Z Wikiźródeł, wolnej biblioteki
Ta strona została przepisana.

— Uspokój się, moja droga i pociesz. Przebaczam ci. Źleś zrozumiała miłość macierzyńską; nie pojęłaś obelgi, jakąś na mnie rzuciła! Poraz pierwszy musiałem ci zrobić wymówkę; będzie-to po raz ostatni, nieprawdaż?

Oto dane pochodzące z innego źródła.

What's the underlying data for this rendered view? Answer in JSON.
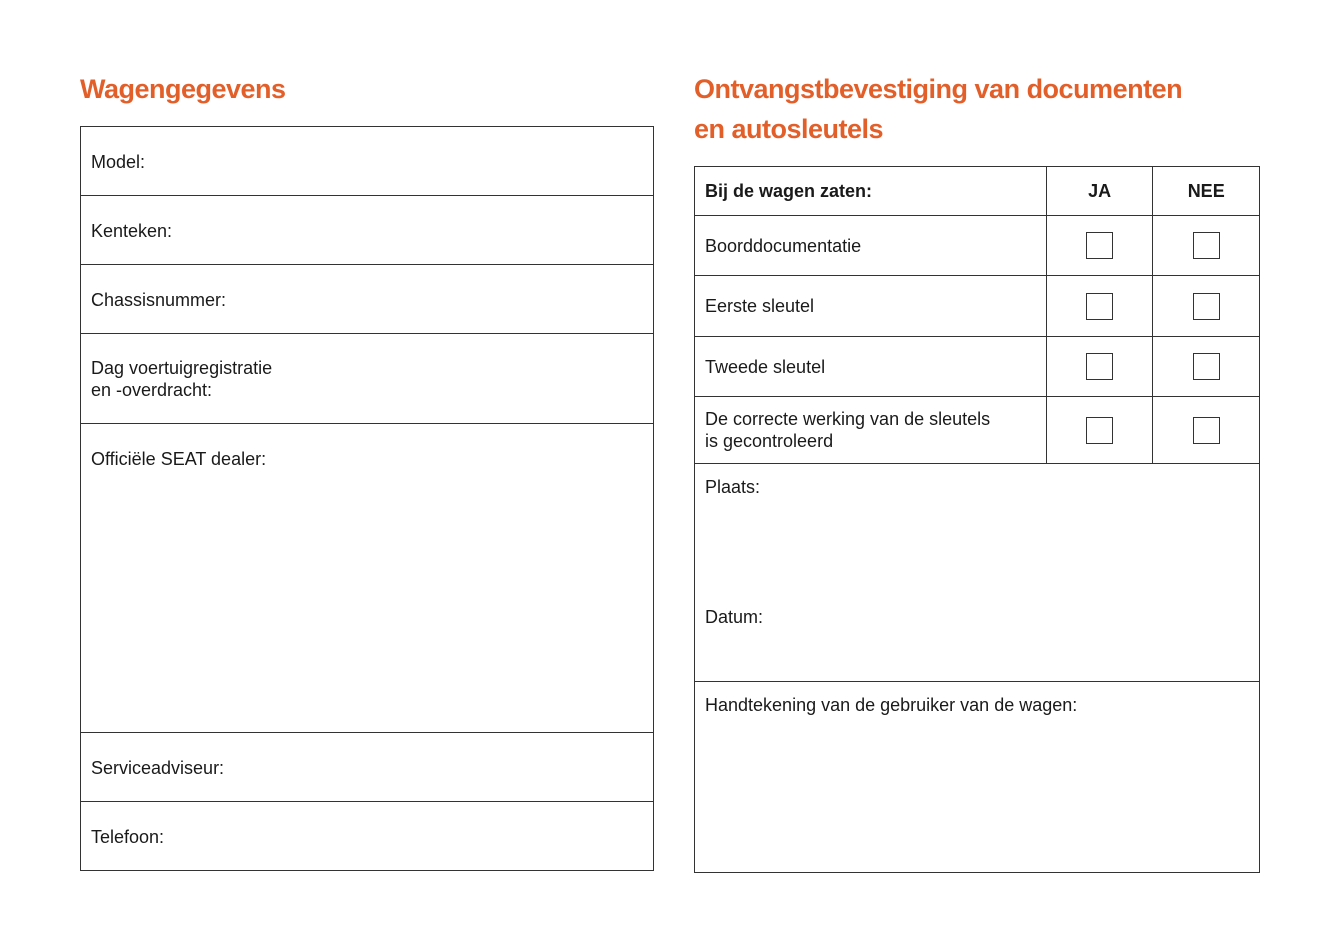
{
  "left": {
    "title": "Wagengegevens",
    "fields": [
      "Model:",
      "Kenteken:",
      "Chassisnummer:",
      "Dag voertuigregistratie\nen -overdracht:",
      "Officiële SEAT dealer:",
      "Serviceadviseur:",
      "Telefoon:"
    ]
  },
  "right": {
    "title_line1": "Ontvangstbevestiging van documenten",
    "title_line2": "en autosleutels",
    "header": {
      "label": "Bij de wagen zaten:",
      "yes": "JA",
      "no": "NEE"
    },
    "items": [
      {
        "label": "Boorddocumentatie",
        "ja": false,
        "nee": false
      },
      {
        "label": "Eerste sleutel",
        "ja": false,
        "nee": false
      },
      {
        "label": "Tweede sleutel",
        "ja": false,
        "nee": false
      },
      {
        "label": "De correcte werking van de sleutels is gecontroleerd",
        "ja": false,
        "nee": false
      }
    ],
    "place_label": "Plaats:",
    "date_label": "Datum:",
    "signature_label": "Handtekening van de gebruiker van de wagen:"
  },
  "colors": {
    "accent": "#e35f2a"
  }
}
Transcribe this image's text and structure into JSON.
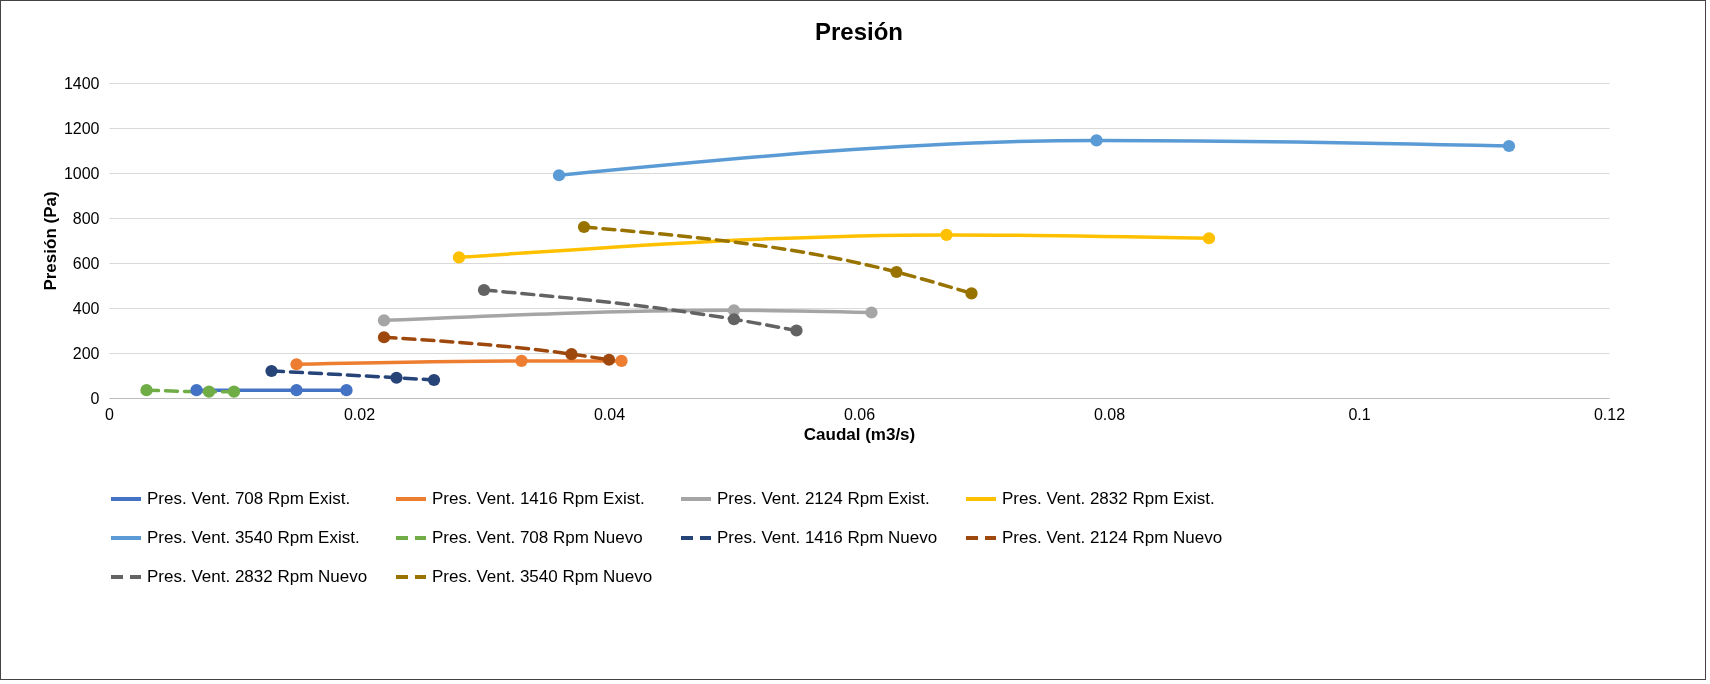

— O tak! a juści, wolałabym umrzeć....
Nie mów o śmierci; ty nie należysz do siebie; idź spać, jutro pomówiemy spokojniej.
Paweł usiadł przy biórku i napisał do mnie list następujący:
„Jutro, kiedy odbierzesz ten list, moja ciociu ukochana, albo zabiję mniemanego Juliana Morin albo on mnie, wiesz kto on jest i gdzie go Małgorzata spotkała dziś rano; ale nie wiesz zapewne że zapewnił Małgorzacie środki utrzymania, w nadziei wygłoszonéj na piśmie, że ta okoliczność nakłoni mię do zaślubienia jéj. Nie wiem, czy to wyzwanie, czy też głupia impertynencya, i czy panna Dietrich gra jaką rolę w tej intrydze. Chętniebym uwierzył, że ona-to, nie wiem w jakim celu, sprowadziła spotkanie Małgorzaty z jéj uwodzicielem. Bądź co bądź, jeżeli mi Bóg dopomoże bo spra a moja jest słuszną niedługo pozbawię pannę Dietrich jéj cavaliere serviente i zmyję plamę, która na mojéj biednéj towarzyszce wycisnął. Dopóki żyje, nie mogę jéj pojąć za żonę legalnie, nie chcę żebyś się przed nim rumieniła; ale po jego śmierci zdawać ci się będzie tak jak i mnie, że on nigdy nie istniał. Oczysczę hipotekę, jaką zabazgrał mój honor.